肥満細胞腫


危険度

高い

悪性腫瘍である

 


発生頻度

犬:普通(特にフレンチブルドグッグやパグなどの短頭種では発生が多い)

猫:少ない

 


分類

腫瘍性疾患

 


症状

初期であれば何の症状も出ないことが多い。

進行した場合は、元気食欲の低下や下痢・嘔吐などの一般的な症状から、虚脱などの重篤な症状まで様々なものが出る可能性がある。

 


詳細

体に備わっている免疫機構の一員として肥満細胞は活動しているが、これが何らかの理由で異常な増殖を示すようになってしまった疾患を肥満細胞腫と呼ぶ。肥満細胞は炎症が起きた際に、炎症に関連する物質(炎症性サイトカイン)を放出し、体が炎症に対してうまく対処できるように働いている。しかしこの疾患では肥満が過剰に存在しているため、炎症性サイトカインも過剰に放出されてしまい、急性のショック症状を起こすことがあるので注意である。ショック症状以外にも、分泌された過剰なヒスタミンにより消化管に穴が開いてしまうこともある。これらの症状は必ずしも起きるわけではないが、この疾患が治療されない限り常にリスクを抱え続けることになる。

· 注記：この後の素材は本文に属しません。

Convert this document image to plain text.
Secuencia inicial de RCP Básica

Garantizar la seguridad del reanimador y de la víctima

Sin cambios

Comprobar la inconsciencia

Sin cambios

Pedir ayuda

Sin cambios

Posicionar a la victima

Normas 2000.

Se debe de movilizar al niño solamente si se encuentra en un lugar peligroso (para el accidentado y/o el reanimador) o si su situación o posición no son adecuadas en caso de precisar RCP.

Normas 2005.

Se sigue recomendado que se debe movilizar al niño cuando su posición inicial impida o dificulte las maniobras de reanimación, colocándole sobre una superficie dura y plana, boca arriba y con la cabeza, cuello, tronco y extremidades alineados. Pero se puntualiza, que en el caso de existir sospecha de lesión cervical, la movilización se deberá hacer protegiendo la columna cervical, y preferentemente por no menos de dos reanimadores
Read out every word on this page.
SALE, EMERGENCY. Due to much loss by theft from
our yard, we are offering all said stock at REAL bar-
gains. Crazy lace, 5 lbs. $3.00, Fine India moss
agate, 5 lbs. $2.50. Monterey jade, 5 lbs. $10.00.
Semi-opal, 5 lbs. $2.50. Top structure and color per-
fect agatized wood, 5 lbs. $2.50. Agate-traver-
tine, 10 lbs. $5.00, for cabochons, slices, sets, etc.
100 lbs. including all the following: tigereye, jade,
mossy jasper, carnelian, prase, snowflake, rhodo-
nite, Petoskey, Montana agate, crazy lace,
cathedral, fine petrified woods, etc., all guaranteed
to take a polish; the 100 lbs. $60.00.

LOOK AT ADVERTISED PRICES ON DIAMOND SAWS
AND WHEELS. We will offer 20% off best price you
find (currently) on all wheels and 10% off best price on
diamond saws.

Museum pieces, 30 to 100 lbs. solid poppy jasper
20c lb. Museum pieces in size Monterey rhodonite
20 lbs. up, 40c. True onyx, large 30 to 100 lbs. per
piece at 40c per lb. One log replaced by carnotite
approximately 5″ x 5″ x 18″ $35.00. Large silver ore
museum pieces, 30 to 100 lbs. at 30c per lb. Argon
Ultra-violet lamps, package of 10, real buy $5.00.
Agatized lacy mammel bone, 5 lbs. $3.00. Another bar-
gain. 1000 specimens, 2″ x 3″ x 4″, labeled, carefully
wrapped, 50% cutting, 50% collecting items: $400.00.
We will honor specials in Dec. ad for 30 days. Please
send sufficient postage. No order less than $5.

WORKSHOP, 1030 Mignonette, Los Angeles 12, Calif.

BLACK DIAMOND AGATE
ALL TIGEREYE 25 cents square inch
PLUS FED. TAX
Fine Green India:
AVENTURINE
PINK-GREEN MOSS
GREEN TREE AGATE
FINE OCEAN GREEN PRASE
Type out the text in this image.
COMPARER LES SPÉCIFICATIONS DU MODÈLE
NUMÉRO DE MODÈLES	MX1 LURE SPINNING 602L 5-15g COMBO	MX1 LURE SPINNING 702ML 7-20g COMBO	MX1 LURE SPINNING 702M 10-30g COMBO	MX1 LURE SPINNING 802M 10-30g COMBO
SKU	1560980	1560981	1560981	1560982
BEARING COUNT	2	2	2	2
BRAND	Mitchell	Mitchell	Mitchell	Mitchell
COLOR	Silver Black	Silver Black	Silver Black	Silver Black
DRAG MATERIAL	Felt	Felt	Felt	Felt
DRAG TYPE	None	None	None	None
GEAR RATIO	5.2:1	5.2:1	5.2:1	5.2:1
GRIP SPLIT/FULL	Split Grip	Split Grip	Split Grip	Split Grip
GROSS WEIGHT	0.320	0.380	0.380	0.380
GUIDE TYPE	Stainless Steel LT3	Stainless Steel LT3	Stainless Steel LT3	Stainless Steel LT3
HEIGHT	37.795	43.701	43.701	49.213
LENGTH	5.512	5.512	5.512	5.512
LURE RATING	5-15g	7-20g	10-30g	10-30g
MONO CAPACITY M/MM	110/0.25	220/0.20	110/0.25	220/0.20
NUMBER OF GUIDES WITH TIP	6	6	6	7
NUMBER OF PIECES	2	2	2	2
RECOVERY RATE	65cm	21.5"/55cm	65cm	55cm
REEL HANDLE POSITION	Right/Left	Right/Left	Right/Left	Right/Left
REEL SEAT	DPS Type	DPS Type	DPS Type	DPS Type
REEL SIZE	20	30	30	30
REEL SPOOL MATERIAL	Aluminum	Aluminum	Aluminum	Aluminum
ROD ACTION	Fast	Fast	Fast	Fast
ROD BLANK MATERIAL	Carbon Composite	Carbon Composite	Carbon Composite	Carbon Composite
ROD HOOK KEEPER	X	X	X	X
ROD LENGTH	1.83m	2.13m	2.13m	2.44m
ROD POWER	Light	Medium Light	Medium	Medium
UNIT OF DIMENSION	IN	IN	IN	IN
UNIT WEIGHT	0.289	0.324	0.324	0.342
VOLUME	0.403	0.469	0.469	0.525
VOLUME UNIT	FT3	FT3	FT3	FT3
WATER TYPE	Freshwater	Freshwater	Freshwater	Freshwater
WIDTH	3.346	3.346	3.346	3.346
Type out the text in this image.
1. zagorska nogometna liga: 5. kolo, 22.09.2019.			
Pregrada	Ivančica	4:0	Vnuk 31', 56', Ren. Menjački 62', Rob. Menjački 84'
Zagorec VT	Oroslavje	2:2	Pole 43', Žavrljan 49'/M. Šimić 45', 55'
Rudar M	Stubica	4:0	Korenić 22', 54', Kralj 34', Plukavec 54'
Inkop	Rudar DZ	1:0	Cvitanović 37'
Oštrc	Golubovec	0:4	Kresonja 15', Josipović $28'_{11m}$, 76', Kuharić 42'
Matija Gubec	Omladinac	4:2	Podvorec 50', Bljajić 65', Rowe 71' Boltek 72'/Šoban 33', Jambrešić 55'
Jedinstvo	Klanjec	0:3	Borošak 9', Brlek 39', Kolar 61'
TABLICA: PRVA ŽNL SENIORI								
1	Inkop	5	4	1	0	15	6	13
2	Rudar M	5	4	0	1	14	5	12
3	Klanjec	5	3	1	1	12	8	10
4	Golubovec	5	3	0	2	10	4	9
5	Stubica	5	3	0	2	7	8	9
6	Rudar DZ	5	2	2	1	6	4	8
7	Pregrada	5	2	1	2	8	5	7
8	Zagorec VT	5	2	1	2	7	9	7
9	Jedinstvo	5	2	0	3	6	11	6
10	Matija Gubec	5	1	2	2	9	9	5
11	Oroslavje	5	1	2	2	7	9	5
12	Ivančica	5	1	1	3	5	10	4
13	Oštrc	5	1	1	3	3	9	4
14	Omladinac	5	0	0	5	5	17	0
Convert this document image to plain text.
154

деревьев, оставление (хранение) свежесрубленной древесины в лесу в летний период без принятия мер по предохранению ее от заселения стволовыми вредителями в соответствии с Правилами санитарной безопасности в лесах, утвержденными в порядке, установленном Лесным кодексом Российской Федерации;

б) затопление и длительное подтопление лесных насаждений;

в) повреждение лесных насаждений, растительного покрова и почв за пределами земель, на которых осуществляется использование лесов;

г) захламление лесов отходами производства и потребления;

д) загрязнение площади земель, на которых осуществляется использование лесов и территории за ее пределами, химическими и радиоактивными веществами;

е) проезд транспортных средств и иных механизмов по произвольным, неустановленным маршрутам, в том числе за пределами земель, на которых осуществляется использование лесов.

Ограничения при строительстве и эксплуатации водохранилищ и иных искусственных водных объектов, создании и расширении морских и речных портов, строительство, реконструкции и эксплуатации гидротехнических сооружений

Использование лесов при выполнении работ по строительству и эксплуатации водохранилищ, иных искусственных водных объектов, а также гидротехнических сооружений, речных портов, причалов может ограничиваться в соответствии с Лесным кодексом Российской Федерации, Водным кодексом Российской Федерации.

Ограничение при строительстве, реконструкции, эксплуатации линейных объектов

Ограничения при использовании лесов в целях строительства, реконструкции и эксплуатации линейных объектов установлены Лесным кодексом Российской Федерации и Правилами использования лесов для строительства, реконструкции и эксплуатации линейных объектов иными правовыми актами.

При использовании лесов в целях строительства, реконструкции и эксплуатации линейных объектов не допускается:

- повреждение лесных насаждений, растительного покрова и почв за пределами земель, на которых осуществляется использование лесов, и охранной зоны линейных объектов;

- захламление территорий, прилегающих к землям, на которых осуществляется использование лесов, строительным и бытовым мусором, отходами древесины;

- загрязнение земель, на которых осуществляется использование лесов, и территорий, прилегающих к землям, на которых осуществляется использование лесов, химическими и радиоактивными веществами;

肥満細胞腫は悪性腫瘍に分類され、さらに高gradeと低gradeに分けることができる。どちらに分類されるかによって予後や治療が異なってくるが、どちらのグレードであっても悪性腫瘍であることには変わりないため、局所浸潤や遠隔転移は起きる可能性がある。

 


診断

基本的には肥満細胞腫が発生している部位に対して細胞診(針を刺して取れた細胞を顕微鏡で確認する検査)を行うことで診断することとなる。腹腔内臓器に発生している場合には内視鏡や開腹下での組織生検を行うこともある。

 


治療

悪性腫瘍であるため外科的切除、抗ガン剤、放射線照射の中からいくつかを選んで行っていく。抗ガン剤に対する反応性は悪くない方であり積極的な治療が望まれる。

癌細胞を叩くための根本治療とは別に対症療法として、肥満細胞から分泌されるヒスタミンを抑制するための抗ヒスタミン薬を常用することも多い。

パグやフレンチブルドッグなどにおける肥満細胞腫は発生が多いが、経過が悪くないケースが多く見られ、他の犬種に比べて控えめな治療が選択されることも多い。(外科的切除のみにとどめるなど)

 


予後

短頭種の肥満細胞腫の場合は予後が良い場合が多い。

それ以外の場合は、治療の内容や反応性によるため一概には言えないが、あまり良くない印象である。